The True Story of Medical Books Bound in Human Skin (http://nautil.us/blog/the-true-story-of-medical-books-bound-in-human-skin)

Dragonwriter
06-20-2016, 07:29 PM
This just popped up in my Twitter feed. It might be useful. If not, it's still quite interesting.

The True Story of Medical Books Bound in Human Skin (http://nautil.us/blog/the-true-story-of-medical-books-bound-in-human-skin)

Fascinating, thanks! :)

ElaineA
06-20-2016, 08:45 PM
Ack, this question reminded me...when I passed through Wyoming last year, there is a museum with artifacts made from the skin of a famous train robber. Big Nose George pissed some people off. The museum has the shoes made from his skin, pictured here (http://www.roadsideamerica.com/story/14910)

Bolero
06-22-2016, 12:27 AM
I've never been too clear on the particulars, but there is a kind of deer hide tanning called brain tanning which sounds suitably disturbing (on top of the normal disturbing-ness of tanning). Deer tanned hide comes out soft and supple and pale cream to golden.

You rub the skin with the brain, is my understanding from research a while back.

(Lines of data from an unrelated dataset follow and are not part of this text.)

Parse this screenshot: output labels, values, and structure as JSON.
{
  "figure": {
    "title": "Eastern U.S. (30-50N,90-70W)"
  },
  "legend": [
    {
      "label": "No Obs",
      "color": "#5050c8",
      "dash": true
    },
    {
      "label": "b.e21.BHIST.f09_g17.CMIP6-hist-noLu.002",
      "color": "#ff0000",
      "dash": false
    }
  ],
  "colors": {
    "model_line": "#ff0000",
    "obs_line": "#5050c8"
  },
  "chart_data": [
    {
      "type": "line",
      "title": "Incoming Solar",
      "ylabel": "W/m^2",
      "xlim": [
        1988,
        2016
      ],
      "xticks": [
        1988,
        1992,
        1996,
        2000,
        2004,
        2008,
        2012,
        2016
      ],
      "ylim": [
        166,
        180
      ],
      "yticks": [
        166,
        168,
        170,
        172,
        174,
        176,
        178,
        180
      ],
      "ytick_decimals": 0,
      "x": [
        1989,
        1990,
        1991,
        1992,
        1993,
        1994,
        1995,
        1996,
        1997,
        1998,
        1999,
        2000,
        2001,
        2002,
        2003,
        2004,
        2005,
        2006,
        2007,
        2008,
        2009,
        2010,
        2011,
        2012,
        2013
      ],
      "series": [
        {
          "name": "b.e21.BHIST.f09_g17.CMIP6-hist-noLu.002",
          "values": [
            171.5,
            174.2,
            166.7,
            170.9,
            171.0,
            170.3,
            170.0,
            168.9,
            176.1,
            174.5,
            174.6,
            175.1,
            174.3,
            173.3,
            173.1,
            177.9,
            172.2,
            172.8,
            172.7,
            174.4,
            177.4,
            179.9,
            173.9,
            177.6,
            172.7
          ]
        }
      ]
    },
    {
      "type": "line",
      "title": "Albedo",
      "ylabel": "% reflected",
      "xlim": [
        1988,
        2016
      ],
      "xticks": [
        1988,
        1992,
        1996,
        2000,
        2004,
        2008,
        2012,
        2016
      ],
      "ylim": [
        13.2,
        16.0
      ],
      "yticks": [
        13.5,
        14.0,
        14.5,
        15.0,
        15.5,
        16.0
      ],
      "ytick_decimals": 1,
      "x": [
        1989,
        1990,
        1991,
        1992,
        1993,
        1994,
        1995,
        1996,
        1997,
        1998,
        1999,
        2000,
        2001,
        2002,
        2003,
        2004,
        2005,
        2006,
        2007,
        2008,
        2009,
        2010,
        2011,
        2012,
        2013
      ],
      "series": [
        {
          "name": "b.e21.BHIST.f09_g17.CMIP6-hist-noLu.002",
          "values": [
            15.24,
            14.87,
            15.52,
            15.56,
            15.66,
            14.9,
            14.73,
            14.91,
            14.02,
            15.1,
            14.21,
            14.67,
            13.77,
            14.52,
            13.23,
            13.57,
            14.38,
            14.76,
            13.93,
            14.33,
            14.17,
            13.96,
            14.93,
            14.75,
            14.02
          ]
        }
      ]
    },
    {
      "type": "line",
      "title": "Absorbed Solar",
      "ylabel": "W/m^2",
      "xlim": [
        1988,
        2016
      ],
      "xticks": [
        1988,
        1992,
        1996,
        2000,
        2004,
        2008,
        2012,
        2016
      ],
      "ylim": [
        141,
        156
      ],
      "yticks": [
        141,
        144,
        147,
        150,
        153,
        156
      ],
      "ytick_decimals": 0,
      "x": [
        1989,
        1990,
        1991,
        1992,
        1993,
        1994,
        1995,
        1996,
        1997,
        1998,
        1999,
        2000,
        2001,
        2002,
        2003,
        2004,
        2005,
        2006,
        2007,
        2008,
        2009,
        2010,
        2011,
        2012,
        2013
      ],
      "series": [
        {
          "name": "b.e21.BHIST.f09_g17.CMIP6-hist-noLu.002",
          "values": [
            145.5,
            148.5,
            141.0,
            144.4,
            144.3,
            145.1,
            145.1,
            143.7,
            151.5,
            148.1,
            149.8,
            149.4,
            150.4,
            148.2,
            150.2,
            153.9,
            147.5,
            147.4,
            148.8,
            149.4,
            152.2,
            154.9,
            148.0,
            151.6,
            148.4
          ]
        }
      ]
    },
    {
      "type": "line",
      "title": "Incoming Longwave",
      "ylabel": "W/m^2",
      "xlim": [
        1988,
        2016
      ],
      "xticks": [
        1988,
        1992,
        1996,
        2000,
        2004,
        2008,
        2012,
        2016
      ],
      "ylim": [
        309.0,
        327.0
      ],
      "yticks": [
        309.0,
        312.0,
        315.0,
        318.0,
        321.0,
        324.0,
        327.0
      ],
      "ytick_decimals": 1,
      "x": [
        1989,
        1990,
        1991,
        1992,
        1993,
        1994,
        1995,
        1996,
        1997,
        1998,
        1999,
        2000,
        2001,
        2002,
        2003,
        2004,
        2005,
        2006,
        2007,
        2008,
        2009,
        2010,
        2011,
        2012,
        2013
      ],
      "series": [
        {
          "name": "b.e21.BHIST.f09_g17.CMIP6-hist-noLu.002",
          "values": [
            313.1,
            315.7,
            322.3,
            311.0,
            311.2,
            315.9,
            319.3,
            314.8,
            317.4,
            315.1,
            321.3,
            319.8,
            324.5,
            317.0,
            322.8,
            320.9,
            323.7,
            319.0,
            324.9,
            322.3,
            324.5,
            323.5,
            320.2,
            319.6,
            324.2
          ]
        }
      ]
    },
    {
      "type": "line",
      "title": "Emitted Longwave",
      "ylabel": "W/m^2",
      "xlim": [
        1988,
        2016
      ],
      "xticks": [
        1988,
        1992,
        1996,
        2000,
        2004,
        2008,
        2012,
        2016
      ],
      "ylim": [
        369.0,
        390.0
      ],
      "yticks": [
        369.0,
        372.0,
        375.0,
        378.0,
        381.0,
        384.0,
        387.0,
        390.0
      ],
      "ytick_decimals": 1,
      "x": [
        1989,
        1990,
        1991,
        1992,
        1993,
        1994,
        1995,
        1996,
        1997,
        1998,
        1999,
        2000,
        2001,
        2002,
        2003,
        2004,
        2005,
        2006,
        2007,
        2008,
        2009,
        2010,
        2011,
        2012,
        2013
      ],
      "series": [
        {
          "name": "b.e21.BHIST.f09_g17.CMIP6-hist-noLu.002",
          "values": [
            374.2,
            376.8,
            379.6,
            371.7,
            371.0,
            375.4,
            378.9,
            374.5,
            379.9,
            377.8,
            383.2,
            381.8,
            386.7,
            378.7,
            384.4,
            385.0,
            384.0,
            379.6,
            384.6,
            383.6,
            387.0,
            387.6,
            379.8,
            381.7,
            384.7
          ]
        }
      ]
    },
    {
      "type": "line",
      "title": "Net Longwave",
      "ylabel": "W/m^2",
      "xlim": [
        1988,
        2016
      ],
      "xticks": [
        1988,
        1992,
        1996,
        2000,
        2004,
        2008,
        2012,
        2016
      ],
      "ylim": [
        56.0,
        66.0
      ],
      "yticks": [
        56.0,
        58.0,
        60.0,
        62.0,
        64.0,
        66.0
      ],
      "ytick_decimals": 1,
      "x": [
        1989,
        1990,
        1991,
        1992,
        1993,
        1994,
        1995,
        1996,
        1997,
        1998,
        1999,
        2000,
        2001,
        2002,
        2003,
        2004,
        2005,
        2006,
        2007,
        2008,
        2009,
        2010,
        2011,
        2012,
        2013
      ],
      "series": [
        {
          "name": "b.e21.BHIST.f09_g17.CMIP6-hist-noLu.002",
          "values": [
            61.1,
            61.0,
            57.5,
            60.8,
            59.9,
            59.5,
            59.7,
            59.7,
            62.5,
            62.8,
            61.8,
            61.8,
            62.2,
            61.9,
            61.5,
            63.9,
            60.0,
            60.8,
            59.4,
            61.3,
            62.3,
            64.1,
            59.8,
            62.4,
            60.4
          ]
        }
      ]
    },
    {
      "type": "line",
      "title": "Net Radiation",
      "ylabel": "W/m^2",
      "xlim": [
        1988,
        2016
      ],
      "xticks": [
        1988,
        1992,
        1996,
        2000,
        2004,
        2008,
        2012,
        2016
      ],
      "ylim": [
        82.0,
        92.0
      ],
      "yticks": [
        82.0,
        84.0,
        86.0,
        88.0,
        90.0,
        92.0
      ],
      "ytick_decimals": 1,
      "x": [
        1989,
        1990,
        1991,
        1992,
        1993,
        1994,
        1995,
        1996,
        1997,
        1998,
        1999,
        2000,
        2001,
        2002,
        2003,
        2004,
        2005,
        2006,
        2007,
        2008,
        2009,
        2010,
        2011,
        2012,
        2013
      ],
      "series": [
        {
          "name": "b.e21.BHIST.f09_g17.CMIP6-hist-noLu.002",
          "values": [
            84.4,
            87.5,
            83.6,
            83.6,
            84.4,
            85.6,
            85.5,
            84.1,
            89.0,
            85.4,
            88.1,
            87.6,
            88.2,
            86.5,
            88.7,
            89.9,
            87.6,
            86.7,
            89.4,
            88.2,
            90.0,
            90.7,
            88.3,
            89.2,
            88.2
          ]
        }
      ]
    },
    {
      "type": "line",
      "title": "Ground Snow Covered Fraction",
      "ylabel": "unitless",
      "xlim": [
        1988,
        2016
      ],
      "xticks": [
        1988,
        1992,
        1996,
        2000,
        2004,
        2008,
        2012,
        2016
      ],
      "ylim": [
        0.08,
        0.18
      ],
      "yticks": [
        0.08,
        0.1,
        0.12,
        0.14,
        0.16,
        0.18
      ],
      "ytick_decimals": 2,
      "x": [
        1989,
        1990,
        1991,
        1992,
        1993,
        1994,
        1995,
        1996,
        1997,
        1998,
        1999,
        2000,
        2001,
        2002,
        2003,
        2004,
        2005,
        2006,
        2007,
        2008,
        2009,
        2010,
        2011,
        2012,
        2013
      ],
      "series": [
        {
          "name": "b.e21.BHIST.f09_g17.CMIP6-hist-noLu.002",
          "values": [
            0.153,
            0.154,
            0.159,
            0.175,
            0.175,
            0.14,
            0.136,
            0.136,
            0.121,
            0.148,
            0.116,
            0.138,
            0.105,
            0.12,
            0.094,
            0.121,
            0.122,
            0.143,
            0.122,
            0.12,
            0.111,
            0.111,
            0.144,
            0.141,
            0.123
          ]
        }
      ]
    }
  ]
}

No idea why that would preserve the skin, which is the purpose of the chemicals used - including oak galls which have tannin in, hence tanning (I believe).

Eluveitie
08-05-2016, 02:10 PM
https://en.wikipedia.org/wiki/N%C3%A1br%C3%B3k
At the bottom of that article, in the additional links section, you'll find a link to a Daily Mail article about "Necropants" with a photo of a pair. I don't want to post a link to the DM article because it's rather grotesque.

Sumac is used to tan leather.

mirandashell
08-05-2016, 02:54 PM
Do you ever wish you could unread something?

JimmyB27
08-05-2016, 03:46 PM
I don't want to post a link to the DM article because it's rather grotesque.
Well, it *is* a Daily Mail article...

Eluveitie
08-05-2016, 04:12 PM
Well, it *is* a Daily Mail article...

To be fair, WebMD is far more terrifying. :) Whenever I visit that site, I have to cover half the screen with my hand, just to avoid looking at the pictures of various skin diseases.

Eluveitie
08-05-2016, 04:14 PM
Do you ever wish you could unread something?

Happens to me all the time. Maybe I should edit my post with a disclaimer: Might scar you for life, give you nightmares, or induce sudden projectile vomiting.